Researchers retract key finding in HIV long-term survivors study
David Ho of the Aaron Diamond AIDS Research Center and colleagues have retracted a key finding of a study of HIV long-term survivors that suggested a particular family of proteins blocked HIV replication, the San Francisco Chronicle reports. The researchers published a study in the September 2002 edition of the journal Science that said they had identified a family of three proteins called alpha-defensins present in the CD8 cells of HIV nonprogressors that blocked viral replication. Researchers had previously observed a protective antiviral factor associated with CD8 cells but hadn't been able to isolate the compound creating the added protection. Ho's team performed a series of procedures to deactivate alpha-defensins cultured from the cells, which eliminated the antiviral effect. They concluded that the compounds in the CD8 cells were the mystery chemicals providing a defense against the virus.

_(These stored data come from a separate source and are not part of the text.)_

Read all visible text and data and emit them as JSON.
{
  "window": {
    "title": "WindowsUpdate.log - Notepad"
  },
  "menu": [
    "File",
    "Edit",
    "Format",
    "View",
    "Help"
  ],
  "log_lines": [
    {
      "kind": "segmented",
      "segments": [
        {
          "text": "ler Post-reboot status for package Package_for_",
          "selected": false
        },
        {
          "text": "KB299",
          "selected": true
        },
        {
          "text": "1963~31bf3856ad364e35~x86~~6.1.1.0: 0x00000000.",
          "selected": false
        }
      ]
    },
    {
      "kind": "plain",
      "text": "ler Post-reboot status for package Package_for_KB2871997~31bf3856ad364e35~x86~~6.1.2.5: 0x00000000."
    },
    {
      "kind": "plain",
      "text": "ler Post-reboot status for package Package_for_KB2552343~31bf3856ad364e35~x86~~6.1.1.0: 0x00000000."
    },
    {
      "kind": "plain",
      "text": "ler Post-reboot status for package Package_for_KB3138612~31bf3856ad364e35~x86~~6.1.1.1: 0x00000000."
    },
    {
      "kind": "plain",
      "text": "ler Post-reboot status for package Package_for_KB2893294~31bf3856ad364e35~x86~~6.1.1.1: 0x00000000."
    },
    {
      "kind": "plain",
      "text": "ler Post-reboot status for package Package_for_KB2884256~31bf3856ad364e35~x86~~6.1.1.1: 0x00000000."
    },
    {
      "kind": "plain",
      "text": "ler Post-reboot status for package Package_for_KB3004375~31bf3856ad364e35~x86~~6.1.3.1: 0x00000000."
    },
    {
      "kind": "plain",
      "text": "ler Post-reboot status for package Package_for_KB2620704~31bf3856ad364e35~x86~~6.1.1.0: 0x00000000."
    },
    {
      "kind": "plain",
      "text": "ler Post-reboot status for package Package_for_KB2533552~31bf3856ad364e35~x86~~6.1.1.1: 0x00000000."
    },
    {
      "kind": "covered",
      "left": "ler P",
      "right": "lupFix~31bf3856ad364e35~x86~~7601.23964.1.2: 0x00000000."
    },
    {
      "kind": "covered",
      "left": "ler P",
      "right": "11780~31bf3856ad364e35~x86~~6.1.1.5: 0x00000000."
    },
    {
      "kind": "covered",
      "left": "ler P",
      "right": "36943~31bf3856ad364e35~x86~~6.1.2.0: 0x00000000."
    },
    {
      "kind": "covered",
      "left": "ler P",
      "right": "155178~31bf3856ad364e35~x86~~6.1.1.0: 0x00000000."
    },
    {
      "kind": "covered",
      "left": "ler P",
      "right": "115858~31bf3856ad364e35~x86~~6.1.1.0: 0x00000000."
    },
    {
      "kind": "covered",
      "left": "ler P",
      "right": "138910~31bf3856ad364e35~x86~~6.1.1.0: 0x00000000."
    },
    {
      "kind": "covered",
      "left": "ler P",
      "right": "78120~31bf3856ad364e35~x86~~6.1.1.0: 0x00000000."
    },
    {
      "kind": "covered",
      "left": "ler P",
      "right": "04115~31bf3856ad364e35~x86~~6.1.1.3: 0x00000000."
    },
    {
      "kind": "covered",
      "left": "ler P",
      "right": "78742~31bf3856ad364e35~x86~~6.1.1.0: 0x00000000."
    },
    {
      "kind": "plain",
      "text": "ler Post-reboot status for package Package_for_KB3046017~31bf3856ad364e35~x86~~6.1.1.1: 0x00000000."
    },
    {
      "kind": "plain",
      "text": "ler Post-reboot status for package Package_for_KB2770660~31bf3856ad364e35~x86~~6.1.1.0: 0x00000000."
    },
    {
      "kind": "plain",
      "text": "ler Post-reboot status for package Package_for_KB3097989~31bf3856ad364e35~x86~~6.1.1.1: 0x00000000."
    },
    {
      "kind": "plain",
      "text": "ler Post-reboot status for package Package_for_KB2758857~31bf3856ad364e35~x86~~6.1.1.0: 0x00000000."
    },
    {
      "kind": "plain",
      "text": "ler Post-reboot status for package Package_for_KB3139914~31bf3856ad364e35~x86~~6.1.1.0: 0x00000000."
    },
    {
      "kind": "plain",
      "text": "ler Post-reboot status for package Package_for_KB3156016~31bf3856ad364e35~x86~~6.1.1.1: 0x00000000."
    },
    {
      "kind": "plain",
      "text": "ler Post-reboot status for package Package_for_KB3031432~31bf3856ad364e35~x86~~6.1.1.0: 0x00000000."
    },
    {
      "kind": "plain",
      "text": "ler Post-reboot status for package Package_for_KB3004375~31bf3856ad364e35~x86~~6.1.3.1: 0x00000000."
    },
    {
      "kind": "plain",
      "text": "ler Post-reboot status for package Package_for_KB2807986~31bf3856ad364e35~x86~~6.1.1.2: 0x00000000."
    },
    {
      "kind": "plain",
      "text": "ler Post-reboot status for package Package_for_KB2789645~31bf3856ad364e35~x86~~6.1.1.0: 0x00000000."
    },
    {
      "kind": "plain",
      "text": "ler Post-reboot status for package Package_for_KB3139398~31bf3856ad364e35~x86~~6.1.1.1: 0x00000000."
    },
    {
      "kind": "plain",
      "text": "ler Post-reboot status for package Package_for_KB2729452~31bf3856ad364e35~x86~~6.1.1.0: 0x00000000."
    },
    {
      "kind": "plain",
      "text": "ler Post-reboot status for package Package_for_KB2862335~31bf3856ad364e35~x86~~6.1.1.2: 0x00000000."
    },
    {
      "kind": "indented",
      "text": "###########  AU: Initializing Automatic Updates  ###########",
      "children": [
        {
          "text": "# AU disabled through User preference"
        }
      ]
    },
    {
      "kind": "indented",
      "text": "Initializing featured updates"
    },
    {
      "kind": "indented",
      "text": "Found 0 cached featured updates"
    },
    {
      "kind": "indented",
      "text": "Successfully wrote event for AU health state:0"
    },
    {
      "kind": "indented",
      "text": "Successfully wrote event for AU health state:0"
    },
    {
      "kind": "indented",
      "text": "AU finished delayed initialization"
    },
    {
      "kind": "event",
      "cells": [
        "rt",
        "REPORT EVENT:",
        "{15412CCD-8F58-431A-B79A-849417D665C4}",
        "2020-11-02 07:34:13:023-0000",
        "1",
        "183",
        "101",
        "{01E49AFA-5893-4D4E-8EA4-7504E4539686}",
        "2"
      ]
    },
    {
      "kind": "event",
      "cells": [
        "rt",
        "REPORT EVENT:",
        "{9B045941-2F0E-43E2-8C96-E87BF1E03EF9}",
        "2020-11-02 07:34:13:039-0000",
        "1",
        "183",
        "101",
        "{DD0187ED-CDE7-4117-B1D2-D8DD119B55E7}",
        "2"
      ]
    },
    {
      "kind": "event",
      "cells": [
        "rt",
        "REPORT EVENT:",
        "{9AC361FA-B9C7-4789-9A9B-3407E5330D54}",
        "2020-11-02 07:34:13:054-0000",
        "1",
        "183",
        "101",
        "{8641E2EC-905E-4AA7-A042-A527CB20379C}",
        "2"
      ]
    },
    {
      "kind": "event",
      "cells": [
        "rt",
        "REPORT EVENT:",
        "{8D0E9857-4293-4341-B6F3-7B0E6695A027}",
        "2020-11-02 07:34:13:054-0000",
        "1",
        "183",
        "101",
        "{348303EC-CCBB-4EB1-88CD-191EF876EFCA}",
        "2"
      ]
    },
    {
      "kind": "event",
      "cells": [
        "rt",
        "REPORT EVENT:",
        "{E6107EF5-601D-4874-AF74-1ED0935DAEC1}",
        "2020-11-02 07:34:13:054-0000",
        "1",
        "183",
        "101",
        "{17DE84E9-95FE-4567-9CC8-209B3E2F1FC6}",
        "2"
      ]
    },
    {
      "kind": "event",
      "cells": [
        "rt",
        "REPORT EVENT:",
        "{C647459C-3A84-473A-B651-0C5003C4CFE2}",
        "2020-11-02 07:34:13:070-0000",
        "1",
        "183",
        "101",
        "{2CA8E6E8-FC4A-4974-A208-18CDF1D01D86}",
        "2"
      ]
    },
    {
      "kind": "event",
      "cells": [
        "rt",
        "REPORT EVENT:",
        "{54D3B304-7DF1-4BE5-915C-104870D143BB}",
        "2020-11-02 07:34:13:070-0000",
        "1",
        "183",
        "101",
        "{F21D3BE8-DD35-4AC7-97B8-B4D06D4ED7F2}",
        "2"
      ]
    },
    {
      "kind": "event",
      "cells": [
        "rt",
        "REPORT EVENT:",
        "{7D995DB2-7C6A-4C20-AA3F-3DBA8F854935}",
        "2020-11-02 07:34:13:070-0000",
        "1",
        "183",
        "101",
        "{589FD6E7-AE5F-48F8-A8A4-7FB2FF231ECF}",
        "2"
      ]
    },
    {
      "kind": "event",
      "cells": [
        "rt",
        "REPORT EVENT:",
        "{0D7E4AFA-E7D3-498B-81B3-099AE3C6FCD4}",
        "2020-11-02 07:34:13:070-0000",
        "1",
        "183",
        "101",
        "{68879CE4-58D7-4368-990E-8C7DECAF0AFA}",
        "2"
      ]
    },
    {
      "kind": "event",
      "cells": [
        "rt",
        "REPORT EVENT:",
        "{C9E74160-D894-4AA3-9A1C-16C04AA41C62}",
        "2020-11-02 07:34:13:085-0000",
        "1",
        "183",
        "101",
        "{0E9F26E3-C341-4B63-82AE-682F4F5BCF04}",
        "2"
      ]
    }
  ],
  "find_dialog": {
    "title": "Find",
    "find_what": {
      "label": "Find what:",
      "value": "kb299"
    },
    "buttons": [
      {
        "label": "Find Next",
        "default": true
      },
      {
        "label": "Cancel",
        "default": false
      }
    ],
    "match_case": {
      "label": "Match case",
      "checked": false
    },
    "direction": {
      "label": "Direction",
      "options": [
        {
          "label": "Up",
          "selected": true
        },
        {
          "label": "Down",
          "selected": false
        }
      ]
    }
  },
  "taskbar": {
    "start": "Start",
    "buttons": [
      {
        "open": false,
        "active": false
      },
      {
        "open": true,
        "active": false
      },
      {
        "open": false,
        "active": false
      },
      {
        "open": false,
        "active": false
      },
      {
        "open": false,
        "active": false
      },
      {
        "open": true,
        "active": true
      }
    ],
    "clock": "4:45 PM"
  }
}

But in a letter titled "Retraction of an Interpretation" published in the January 23 edition of Science, Ho and his team write that the antiviral factor they had identified did not come from the CD8 cells of the study subjects. Instead, the factor likely came from a protein produced by a mixture of blood cells routinely used in the laboratory to make CD8 cells mature. The retraction came after two other research projects were unable to find alpha-defensins in CD8 cells. Ho and his team continue to back the remainder of the study, including the fact that alpha-defensins have a role in HIV suppression, noting that only their conclusion of where the compounds came from was incorrect.
Researchers have long been working to determine why between 1% and 5% of people infected with HIV can live untreated with the disease and never develop AIDS. Most scientists believe there is a compound or compounds in the bodies of these individuals that work to slow HIV replication so that the virus cannot severely damage the immune system, but research to date has been unable to identify the precise cause of the antiviral effect.